Marete Wester

The Role of the Arts in Educating America

Posted by Marete Wester, Apr 29, 2011 1 comment


Marete Wester

Last fall, 30 top-level decision makers and thought leaders from government, business, education, and the arts gathered at the Sundance Resort and Preserve for the Fifth Annual Americans for the Arts National Arts Policy Roundtable, to discuss this year's theme - The Role of the Arts in Educating America for Great Leadership and Economic Strength.

Their conclusions are profiled in a new report issued this week by Americans for the Arts that calls for individuals across the public and private sector to recognize the arts as the transformational tools they are for making schools stronger and students more successful.

The recommendations offer insights from this cross-sector group on how we can better work together to ensure policies and practices are in place to increase arts in our schools.

The business and public policy communities are building consensus that if the nation is to succeed, an education steeped in the 4 “C’s” (Creativity, Collaboration, Communication and Critical Thinking) is not a luxury, but a necessity.  

Missing from the consensus however, is the connection between the acquisition of these skills and the study and practice of the arts in schools.

The 2010 National Arts Policy Roundtable convening examined how to more effectively draw this connection so leaders in business and government, as well as the general public, could be motivated to support the arts in the education reform movement as a critical tool to our national success.

The consensus was forged by a diverse group of individual leaders and representatives from organizations and agencies, including The Conference Board, the U.S. Department of Education, and the President’s Committee on the Arts and the Humanities, along with the American Express Foundation, YoungArts, and the CAA (Creative Arts Agency) Foundation.

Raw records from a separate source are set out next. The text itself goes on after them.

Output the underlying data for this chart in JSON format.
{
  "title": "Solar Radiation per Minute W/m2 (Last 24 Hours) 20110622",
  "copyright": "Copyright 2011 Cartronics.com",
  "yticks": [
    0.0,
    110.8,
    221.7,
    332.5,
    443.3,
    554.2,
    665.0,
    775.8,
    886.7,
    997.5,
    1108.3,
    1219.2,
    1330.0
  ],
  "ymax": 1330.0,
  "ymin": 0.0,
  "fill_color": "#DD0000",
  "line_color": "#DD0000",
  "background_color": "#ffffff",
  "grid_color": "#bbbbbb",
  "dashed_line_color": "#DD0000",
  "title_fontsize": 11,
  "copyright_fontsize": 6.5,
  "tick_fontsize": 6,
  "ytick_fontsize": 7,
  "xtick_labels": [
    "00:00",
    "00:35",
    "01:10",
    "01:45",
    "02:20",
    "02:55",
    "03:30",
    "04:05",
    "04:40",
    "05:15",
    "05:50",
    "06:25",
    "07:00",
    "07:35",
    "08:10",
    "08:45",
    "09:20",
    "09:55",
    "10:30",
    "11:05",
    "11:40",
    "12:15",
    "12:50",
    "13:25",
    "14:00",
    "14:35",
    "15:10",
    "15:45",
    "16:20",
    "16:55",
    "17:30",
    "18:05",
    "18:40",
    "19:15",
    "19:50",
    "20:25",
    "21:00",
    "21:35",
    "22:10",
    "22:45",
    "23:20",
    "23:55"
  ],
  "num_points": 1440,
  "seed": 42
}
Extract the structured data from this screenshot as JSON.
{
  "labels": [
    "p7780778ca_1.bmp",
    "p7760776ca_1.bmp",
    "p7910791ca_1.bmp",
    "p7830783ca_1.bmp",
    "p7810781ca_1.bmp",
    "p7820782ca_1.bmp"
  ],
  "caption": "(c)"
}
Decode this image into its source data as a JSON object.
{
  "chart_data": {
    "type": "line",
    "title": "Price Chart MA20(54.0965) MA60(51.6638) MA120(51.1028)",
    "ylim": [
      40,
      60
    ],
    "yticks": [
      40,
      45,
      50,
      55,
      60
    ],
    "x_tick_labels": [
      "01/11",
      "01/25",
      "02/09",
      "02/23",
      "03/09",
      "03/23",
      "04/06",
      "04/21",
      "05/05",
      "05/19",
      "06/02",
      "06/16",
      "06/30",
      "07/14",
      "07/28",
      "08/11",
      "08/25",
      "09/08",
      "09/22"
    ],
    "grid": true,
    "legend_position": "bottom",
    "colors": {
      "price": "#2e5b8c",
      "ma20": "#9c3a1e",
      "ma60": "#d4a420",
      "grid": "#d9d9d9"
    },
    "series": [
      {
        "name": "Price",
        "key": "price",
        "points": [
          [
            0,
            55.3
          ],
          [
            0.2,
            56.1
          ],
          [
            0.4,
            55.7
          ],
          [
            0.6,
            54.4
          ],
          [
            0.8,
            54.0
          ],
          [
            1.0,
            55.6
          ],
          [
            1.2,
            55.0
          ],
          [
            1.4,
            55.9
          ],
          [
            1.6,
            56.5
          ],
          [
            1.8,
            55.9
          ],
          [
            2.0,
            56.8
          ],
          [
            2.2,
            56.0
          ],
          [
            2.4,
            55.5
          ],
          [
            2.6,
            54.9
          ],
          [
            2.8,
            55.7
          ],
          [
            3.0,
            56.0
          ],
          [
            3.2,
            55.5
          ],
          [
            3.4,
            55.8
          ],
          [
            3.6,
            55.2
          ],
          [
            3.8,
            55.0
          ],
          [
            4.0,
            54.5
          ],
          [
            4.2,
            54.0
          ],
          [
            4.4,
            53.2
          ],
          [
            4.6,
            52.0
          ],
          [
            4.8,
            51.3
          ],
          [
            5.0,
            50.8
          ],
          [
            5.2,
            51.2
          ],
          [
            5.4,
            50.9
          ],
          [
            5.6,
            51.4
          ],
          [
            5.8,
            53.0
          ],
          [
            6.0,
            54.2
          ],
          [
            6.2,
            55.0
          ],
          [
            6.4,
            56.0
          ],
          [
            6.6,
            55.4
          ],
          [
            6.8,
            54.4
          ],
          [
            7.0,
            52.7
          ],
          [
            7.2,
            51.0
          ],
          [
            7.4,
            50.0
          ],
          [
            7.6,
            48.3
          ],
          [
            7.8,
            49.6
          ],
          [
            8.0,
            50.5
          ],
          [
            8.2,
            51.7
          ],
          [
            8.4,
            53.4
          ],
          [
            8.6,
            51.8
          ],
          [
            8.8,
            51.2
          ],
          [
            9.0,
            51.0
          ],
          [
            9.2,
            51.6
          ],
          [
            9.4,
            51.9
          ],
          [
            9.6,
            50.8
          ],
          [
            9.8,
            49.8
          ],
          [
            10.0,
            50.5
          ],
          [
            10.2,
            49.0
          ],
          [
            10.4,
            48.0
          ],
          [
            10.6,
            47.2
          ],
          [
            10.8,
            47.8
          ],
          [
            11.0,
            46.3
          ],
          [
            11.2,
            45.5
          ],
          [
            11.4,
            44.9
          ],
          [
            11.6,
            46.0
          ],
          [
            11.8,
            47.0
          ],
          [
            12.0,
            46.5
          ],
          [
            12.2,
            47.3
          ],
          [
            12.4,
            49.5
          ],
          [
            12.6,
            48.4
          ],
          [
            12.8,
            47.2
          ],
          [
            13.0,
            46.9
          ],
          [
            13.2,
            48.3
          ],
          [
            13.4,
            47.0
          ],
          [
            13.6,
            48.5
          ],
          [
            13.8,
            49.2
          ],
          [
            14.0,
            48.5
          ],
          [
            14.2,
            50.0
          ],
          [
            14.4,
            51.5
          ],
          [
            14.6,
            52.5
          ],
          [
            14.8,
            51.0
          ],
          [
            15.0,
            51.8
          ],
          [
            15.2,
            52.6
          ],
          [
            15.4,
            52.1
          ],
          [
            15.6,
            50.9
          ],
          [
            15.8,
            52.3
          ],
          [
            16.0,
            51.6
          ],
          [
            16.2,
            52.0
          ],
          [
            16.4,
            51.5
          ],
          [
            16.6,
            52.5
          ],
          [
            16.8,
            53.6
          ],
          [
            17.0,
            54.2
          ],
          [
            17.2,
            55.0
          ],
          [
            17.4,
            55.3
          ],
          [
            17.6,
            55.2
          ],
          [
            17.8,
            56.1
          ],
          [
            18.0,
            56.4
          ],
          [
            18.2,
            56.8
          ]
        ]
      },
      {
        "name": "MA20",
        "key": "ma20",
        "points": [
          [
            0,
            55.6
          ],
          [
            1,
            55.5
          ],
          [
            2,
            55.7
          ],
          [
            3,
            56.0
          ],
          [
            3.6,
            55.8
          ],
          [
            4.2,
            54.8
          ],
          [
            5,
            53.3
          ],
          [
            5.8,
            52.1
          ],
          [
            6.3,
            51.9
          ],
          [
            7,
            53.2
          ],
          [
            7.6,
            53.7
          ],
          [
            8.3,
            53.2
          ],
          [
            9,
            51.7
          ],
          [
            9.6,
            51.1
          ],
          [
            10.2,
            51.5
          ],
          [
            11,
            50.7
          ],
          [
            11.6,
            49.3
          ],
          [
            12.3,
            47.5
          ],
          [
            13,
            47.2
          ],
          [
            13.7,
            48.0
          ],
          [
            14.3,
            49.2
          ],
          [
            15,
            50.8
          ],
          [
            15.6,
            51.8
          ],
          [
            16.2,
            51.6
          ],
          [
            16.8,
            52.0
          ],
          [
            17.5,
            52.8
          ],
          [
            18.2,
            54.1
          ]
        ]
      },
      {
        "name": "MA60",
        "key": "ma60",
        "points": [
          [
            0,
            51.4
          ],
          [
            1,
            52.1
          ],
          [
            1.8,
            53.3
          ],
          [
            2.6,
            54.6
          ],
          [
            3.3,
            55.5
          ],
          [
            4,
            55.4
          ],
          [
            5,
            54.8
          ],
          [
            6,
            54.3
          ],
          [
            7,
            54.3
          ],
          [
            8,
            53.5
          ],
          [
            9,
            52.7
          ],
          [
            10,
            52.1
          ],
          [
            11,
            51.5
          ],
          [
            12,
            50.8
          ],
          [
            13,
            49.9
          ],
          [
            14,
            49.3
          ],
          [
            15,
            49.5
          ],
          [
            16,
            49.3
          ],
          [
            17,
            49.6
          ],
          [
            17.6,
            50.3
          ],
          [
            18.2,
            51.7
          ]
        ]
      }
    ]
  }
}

The recommendations arrive at an important time for arts education advocates as Congress considers education reforms later this year. The report provides additional ammunition for arguments as to why the arts must be part of our nation’s priorities in education.

Recommendations were developed in four areas:

(1) engaging in more effective messaging to highlight that the arts aren’t only for aspiring artists, but are necessary to develop critical 21st century skills and for motivating students to achieve;

(2) calling for new research that examines how the arts prepare creative and innovative thinkers and compares the United States to other countries in its commitment to developing globally competitive workers;

(3) strengthening strategic alliances among business and philanthropic leaders alongside proponents of arts education in concerted efforts to influence positive change in schools, and;

(4) identifying key opportunities to reform federal public policy that supports the arts in education down the state-to-local pipeline.

The need for increased federal research cited in the National Arts Policy Roundtable recommendations will be answered, in part, by two new federal studies being released this month:

•    the U.S. Department of Education’s National Center for Education Statistics study on the national status and condition of arts education in schools throughout the United States (released May 2 - the full report is due by the end of 2011), and;

•     “Reinvesting in Arts Education: Winning America’s Future Through Creative Schools” by the President’s Committee on the Arts and the Humanities which has identified successful arts education models and best practices across the country (available from PCAH on May 6).

For more information, download/play the podcast at the top of the page to hear Americans for the Arts President & CEO Bob Lynch discuss the work of the National Arts Policy Roundtable.

For more information on the National Arts Policy Roundtable, visit our webpage.

*For an update to this story - and the latest about all 3 arts education reports, visit this post.

1 responses for The Role of the Arts in Educating America

Comments

May 04, 2011 at 4:48 pm

Some of us are calling the next economy the 'design economy'. While Canada and the UK have been teaching design in K12 classrooms and out in local communities since 1995, only 3 states have art and design standards. Design demands investigation of place, its history, its people and its artificial and natural systems. While art budgets are being cut to strengthen teaching to the test standards, many children are offered alternatives to succeed. Many children are not motivated to memorize and need other learning opportunities. Project based learning offers alternatives to test assessment in development of critical thinking, creative propositions, testing and reflection.